Malaria is transmitted by mosquitos infected with a parasite and remains prevalent in Africa, Central and South America, and Southeast Asia. Malaria can cause fevers, headache and chills, as well as anemia due to the parasite’s destruction of red blood cells. Anemia can cause severe fatigue, headaches, delayed development and poor performance in school. Malaria can also lead to organ failure and can be fatal if left untreated.
“We have overlooked the burden of malaria in school-age children. The resulting chronic illness and anemia can impair development and lead to cognitive problems making it tougher to pay attention or learn in school,” says lead author Lauren Cohee, MD, an Instructor of Pediatrics and faculty member in the Malaria Research Program in the Center for Vaccine Development and Global Health at the University of Maryland School of Medicine. “Children may also play an important role in disease transmission and by treating their infections, we may have substantial public health consequences on the surrounding populations.”
In the journal article, Dr. Cohee and her colleagues pointed out that public health campaigns to provide antimalarial medications to school-aged children may be a way to improve the health and wellness of children, but to curb the disease spread in communities where malaria is endemic.
For their current study, the school-age malaria study group combined data on 15,658 research participants from 11 different clinical studies that tested malaria preventative medications in children ages 5 to 15 years. The children were from seven different countries in sub-Saharan Africa; 8,437 children were given malaria preventives, and 7,221 participants were either not treated or were given a placebo as a control.
Doses of preventive drugs were given as often as once a month or as infrequently as once a year depending on the study. The children were monitored for an average of 43-weeks. Six of the clinical trials evaluated cognitive function between children who received the malaria preventives and those who did not.
Preventive malaria drugs can cause side effects such as nausea, vomiting, upset stomach, headache or weakness, and all 11 studies did report instances of these symptoms. No serious side effects, however, were reported in any of the studies.

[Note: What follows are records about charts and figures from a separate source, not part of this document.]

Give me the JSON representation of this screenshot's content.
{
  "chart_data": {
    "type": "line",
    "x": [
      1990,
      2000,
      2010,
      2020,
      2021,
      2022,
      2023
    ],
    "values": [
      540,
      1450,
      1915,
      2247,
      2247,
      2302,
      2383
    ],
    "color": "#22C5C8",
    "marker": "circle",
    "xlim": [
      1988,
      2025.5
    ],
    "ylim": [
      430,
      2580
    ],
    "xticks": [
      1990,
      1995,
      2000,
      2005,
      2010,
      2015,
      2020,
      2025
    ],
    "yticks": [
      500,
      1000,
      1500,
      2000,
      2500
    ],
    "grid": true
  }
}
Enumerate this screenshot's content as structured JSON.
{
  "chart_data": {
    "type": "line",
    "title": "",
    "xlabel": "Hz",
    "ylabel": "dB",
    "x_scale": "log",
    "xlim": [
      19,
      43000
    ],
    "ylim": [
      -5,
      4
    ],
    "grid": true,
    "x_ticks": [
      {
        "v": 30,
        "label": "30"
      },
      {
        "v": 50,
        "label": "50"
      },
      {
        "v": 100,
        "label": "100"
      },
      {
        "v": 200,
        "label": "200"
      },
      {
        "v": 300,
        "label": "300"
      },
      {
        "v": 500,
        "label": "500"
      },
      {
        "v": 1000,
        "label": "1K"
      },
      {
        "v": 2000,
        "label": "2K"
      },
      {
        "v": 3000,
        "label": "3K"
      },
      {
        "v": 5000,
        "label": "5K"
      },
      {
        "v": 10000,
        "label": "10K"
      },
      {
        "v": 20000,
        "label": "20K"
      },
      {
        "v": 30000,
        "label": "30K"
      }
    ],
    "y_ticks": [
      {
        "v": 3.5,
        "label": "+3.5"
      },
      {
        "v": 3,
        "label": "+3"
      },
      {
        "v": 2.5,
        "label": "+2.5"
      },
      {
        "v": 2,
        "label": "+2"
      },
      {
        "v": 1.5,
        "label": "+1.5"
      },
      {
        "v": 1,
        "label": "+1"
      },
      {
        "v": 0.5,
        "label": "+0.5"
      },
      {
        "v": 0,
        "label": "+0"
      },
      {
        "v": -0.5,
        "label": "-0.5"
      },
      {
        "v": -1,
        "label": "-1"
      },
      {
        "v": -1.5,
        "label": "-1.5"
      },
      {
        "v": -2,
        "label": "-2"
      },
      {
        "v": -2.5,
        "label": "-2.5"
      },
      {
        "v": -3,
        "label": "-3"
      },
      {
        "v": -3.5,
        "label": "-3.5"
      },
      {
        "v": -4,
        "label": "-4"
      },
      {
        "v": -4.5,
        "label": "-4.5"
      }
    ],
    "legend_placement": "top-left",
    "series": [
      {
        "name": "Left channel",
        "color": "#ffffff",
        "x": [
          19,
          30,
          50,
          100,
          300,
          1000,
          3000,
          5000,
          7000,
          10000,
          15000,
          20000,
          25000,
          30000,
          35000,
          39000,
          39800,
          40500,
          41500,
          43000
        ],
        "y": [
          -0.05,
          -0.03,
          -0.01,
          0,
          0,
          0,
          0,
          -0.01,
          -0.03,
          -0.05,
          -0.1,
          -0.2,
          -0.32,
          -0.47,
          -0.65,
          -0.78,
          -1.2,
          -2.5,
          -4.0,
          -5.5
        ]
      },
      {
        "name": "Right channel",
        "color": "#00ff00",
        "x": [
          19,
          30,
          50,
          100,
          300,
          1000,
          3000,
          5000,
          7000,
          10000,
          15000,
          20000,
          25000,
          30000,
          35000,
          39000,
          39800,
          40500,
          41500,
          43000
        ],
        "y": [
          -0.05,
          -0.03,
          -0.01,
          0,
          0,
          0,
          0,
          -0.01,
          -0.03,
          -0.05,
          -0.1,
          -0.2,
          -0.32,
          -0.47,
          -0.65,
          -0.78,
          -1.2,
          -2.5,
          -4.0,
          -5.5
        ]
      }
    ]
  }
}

Dr. Cohee noted that preventive treatment of malaria could be added to existing school-based health programs, including nutrition and deworming, to further promote the overall health of the learner. “Utilizing schools as a platform to deliver preventive treatment improves the feasibility of this intervention and builds upon the ever increasing rates of primary school enrollment across the malaria endemic world,” Dr. Cohee said.
“More than 200 million children in Africa alone are at risk of becoming infected with malaria and in some regions more than 50 percent of them will ultimately contract it,” says E. Albert Reece, MD, PhD, MBA, Executive Vice President for Medical Affairs, University of Maryland Baltimore, and the John Z. and Akiko K. Bowers Distinguished Professor and Dean, University of Maryland School of Medicine. “We must continue to promote research-based interventions that will improve the health and wellness of our world’s children.”
This international consortium was spearheaded by researchers from the University of Maryland School of Medicine and the London School of Hygiene & Tropical Medicine and included researchers from the University of Washington at Seattle; University of Sciences, Techniques and Technologies; Save the Children; Makerere University; Ministry of Health of Kenya; University of Kinshasa; University of Antwerp; Ministère de la Santé et de l’Action Sociale in Senegal; Kenya Medical Research Institute-Wellcome Trust Research Programme; Swiss Federal Institute of Technology; GroundWork of Switzerland; Duke University; RTI International and the Bill & Melinda Gates Foundation.
The study was supported by funds from the U.S. National Institute of Allergy and Infectious Diseases (grants K24AI114996 and K23AI135076) and the Burroughs Wellcome Fund.